Electronic Bases of Molecular Vibrations. I. General Theory for Diatomic Molecules

Abstract

The force constant of a diatomic molecule in a given electronic state is the second derivative with respect to the internuclear distance R of the molecular electronic energy, evaluated at the equilibrium distance R_e. In principle it is determined by the electronic‐charge distribution ψ^*ψ, where ψ is the appropriate solution of the electronic‐wave equation. Expressions for the force constant in terms of the electronic‐charge distribution are derived which differ depending upon (1) what coordinate representation is used to describe the wavefunction, (2) whether the virial theorem or the Hellmann—Feynman theorem is employed to define the first energy derivative.

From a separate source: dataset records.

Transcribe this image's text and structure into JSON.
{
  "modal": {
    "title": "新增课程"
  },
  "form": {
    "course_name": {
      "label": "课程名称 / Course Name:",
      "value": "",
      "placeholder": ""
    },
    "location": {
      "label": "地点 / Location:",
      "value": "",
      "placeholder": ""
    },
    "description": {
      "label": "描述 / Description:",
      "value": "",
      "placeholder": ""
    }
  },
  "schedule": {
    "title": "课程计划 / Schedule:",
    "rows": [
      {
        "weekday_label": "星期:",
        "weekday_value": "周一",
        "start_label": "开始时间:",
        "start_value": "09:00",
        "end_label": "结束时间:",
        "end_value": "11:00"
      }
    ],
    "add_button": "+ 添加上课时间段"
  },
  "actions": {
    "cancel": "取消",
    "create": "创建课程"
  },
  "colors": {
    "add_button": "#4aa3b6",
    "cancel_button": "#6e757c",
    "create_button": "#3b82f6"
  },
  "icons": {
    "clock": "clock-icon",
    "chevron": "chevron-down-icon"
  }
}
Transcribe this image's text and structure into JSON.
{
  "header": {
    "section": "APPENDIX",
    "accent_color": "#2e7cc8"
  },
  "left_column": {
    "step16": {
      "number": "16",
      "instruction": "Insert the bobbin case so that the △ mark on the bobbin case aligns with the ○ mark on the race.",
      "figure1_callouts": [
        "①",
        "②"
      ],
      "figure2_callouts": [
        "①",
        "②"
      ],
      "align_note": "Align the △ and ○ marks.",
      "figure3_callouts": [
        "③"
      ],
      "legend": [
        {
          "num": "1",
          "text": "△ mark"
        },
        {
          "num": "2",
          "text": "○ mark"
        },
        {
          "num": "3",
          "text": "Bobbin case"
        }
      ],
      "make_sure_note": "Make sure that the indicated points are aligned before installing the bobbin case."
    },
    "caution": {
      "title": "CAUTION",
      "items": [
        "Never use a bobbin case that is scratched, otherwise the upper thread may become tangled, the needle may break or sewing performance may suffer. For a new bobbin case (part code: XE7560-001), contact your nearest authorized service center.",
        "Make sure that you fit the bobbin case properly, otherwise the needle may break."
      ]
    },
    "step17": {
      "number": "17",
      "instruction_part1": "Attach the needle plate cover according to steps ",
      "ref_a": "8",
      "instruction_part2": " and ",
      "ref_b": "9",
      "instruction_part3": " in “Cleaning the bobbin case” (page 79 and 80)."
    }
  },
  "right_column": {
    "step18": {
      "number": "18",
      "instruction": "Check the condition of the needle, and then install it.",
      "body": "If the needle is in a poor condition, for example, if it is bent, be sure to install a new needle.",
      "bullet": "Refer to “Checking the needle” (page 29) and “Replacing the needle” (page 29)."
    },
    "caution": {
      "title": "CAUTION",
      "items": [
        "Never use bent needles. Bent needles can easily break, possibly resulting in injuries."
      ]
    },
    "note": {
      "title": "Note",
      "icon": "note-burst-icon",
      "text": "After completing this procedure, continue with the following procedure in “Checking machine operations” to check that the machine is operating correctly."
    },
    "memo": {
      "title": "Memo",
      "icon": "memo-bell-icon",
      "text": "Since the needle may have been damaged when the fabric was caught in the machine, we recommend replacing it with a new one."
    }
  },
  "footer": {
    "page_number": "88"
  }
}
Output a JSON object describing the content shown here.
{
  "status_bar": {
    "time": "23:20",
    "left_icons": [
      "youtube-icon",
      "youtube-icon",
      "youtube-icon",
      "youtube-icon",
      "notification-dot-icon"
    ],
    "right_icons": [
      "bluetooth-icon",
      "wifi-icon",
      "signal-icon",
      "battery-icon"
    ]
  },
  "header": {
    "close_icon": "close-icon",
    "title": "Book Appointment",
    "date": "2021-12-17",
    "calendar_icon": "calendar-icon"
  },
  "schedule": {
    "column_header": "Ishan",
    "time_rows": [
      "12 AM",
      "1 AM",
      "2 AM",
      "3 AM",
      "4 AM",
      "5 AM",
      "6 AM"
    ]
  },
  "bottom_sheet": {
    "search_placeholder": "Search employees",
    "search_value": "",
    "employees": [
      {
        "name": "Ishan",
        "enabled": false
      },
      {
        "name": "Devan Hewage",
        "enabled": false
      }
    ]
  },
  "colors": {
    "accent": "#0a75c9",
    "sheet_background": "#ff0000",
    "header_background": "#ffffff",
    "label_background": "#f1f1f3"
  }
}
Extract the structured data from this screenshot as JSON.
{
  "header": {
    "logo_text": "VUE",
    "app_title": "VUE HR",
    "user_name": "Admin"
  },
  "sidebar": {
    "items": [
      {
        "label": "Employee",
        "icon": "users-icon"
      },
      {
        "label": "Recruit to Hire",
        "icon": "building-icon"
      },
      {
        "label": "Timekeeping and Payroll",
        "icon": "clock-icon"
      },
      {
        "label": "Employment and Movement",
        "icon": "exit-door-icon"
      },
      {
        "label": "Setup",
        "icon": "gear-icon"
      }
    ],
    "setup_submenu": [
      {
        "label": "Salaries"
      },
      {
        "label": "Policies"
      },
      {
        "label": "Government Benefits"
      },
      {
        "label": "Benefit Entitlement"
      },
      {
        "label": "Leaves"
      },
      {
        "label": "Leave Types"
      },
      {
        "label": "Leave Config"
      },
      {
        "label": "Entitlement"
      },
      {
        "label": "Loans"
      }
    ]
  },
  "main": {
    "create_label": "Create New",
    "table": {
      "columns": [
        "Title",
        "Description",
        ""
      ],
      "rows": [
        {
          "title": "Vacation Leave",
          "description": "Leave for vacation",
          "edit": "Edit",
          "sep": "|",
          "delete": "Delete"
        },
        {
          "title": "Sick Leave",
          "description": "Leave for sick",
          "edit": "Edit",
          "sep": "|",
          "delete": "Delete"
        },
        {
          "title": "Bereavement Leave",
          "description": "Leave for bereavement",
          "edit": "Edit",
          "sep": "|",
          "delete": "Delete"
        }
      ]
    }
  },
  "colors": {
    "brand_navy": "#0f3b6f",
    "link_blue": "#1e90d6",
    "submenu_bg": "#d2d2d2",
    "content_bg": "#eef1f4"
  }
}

Correspondingly, if the wavefunction is expressed in confocal elliptic coordinates, two different expressions for the force constant are obtained. These expressions give identical results for exact wavefunctions or for approximate wavefunctions which are constructed to satisfy the virial theorem for all R. If this condition is not satisfied, the two expressions will give, in general, different results. It is shown that if the Hellmann—Feynman theorem is used to define the first energy derivative, then the force constant assumes a particularly simple form which is suggestive of the force constant of a classical harmonic oscillator. The utility of the force constant expressions as probes to explore molecular electronic‐charge distributions is discussed and related problems are suggested.